The rendering lives in Lib/traceback.py; the data is in the location table (co_linetable, see compile).

Bare raise

raise with no operand re-raises the currently active exception. It compiles to RERAISE, which:

  1. Looks up the topmost _PyErr_StackItem.
  2. Sets tstate->current_exception to its value.
  3. Enters the unwind path.

If no exception is active, RERAISE raises RuntimeError("No active exception to re-raise").

try-finally

finally compiles into two copies of its body: one in the success path (executed before falling off the try), one as a handler entry (executed before propagating). The handler entry re-raises after the body runs. PEP 765 warns at compile time if a return or break inside finally would silently discard a pending exception.

CPython 3.14 changes

  • PEP 765 warnings. return and break inside finally raise SyntaxWarning at compile time because they silently cancel any propagating exception, which is almost always a bug.
  • Exception group display.
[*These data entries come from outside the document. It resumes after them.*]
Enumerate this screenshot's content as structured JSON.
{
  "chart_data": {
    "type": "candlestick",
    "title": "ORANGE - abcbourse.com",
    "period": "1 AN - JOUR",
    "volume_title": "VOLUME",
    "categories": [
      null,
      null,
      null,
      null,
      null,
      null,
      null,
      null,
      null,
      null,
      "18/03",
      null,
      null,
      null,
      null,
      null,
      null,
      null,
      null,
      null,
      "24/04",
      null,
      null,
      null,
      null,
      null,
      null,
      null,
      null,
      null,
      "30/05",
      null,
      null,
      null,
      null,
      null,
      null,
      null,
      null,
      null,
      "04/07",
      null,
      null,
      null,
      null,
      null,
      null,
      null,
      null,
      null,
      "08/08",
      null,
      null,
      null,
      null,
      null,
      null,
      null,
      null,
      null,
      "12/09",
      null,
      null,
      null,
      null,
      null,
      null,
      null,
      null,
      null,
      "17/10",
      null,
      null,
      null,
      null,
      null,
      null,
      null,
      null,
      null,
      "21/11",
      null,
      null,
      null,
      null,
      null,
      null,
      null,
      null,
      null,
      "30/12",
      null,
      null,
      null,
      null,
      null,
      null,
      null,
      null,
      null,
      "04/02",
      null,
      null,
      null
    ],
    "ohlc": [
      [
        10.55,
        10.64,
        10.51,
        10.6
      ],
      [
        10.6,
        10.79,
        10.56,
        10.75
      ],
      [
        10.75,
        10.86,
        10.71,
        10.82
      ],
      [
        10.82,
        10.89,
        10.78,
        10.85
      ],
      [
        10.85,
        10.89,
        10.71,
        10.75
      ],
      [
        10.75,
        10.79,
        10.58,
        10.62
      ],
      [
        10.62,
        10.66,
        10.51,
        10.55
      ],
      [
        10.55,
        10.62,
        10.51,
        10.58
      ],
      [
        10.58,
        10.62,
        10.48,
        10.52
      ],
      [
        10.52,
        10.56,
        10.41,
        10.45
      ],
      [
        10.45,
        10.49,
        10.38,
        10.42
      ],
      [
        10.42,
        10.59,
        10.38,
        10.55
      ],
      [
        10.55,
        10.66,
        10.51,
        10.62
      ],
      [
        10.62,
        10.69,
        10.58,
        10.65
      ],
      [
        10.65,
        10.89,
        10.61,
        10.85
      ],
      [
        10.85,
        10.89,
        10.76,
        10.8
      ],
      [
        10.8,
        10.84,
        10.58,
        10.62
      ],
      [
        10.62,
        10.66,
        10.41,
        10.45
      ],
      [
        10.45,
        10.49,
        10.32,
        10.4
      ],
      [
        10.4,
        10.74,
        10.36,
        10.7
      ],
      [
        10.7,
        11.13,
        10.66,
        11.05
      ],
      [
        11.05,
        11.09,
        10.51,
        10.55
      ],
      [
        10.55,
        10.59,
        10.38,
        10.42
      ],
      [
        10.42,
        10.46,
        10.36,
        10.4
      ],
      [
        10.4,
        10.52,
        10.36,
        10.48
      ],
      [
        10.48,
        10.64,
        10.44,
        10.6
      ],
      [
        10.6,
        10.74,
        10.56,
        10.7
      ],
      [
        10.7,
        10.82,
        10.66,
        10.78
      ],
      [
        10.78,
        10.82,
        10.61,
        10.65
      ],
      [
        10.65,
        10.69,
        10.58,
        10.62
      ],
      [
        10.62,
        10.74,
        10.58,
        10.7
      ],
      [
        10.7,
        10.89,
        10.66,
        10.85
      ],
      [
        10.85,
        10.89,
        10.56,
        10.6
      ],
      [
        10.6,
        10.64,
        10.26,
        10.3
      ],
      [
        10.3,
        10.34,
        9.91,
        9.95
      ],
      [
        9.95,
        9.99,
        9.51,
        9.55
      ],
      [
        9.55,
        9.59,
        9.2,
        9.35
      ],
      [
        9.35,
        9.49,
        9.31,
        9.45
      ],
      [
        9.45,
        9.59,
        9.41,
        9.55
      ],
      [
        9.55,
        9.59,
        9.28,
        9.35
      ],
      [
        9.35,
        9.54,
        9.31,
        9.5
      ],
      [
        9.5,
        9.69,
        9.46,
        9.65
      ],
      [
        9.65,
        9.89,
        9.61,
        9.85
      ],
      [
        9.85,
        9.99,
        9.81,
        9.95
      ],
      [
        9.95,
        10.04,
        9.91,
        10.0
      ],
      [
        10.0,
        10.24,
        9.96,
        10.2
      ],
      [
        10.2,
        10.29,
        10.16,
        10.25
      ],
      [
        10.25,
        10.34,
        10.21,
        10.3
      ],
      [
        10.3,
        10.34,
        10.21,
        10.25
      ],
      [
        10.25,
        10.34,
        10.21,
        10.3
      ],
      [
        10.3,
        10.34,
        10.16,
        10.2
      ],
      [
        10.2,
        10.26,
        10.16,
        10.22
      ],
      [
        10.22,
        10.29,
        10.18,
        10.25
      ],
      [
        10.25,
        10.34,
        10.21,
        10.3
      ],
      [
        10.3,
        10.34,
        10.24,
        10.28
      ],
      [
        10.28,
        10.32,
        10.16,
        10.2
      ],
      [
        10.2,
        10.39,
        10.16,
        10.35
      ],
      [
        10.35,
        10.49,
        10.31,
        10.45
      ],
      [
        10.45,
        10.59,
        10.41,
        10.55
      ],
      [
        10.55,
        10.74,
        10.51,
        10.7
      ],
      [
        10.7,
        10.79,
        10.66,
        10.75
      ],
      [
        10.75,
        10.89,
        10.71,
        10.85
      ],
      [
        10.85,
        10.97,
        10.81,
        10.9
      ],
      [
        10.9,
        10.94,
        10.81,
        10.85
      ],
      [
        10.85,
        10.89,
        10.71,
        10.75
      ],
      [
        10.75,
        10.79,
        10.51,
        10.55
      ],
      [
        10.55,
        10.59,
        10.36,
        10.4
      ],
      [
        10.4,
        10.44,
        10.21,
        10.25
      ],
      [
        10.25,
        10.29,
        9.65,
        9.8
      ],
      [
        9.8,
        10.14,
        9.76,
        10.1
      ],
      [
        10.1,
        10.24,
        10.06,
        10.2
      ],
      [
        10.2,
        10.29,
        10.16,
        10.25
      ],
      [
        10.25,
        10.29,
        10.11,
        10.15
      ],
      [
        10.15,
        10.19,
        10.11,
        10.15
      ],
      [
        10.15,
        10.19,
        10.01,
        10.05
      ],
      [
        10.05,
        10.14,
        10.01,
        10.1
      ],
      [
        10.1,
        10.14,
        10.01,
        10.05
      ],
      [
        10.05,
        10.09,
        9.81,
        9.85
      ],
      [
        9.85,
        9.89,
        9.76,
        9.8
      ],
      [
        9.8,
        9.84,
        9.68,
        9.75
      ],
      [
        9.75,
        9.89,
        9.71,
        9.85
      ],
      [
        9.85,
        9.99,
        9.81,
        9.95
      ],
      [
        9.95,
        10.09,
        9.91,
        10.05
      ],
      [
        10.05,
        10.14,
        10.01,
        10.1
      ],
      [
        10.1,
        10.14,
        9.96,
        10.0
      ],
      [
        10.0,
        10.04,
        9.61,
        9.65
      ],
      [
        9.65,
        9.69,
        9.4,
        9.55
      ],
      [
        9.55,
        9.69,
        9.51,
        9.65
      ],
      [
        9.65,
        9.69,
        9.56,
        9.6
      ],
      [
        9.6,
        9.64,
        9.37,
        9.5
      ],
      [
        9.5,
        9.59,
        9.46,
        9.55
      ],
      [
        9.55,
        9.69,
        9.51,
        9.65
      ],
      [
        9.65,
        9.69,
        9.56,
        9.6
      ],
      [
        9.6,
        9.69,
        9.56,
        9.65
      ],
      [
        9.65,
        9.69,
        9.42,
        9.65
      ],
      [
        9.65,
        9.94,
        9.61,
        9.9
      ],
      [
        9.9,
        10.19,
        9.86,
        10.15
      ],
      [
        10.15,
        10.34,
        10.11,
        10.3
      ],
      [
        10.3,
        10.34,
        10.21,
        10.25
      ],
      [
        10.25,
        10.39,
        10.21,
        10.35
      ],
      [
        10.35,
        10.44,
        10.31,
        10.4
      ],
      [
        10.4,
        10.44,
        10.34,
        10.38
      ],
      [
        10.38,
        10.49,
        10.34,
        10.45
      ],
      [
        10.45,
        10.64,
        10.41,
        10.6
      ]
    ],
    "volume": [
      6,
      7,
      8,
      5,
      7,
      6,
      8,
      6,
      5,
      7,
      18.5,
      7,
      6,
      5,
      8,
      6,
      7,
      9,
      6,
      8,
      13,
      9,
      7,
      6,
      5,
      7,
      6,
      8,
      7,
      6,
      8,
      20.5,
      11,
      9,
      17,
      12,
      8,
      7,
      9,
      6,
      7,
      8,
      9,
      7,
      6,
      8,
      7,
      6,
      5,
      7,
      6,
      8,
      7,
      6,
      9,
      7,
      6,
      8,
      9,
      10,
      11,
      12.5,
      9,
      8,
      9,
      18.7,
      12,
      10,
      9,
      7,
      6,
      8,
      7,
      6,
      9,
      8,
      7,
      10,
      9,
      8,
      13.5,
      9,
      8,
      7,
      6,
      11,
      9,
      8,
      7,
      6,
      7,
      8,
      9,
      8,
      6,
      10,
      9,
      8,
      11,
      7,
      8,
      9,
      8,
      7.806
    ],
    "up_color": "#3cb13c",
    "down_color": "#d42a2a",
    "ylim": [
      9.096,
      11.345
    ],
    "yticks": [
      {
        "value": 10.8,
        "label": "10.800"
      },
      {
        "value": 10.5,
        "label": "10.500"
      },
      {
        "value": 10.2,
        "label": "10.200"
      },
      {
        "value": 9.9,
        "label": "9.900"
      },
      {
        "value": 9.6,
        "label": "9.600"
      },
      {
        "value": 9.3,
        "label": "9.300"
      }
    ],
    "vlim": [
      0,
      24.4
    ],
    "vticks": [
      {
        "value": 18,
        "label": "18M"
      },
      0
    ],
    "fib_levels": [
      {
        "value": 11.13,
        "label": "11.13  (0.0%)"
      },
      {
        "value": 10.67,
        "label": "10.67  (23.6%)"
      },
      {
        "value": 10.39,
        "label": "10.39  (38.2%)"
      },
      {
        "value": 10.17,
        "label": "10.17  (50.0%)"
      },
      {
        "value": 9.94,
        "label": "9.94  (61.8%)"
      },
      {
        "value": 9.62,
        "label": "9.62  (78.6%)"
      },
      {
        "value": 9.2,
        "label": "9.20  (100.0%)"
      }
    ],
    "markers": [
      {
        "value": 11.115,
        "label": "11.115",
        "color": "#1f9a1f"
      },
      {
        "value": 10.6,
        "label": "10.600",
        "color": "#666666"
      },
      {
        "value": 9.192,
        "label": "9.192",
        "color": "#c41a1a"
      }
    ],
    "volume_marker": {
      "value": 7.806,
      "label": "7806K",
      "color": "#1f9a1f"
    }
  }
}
Group rendering picked up the PEP 657 underlines for the cause expression of each leaf exception.

PEP touchpoints

  • PEP 654. Exception groups and except*.
  • PEP 657. Fine-grained error locations in tracebacks.
  • PEP 678. add_note and __notes__ on exceptions.
  • PEP 765. Disallow control flow in finally.

Reference

  • Python/errors.c, Python/ceval.c, Python/assemble.c, Objects/exceptions.c, Python/traceback.c.
  • Objects/exception_handling_notes.txt. Exception-table format.
  • PEP 654, PEP 657, PEP 678, PEP 765.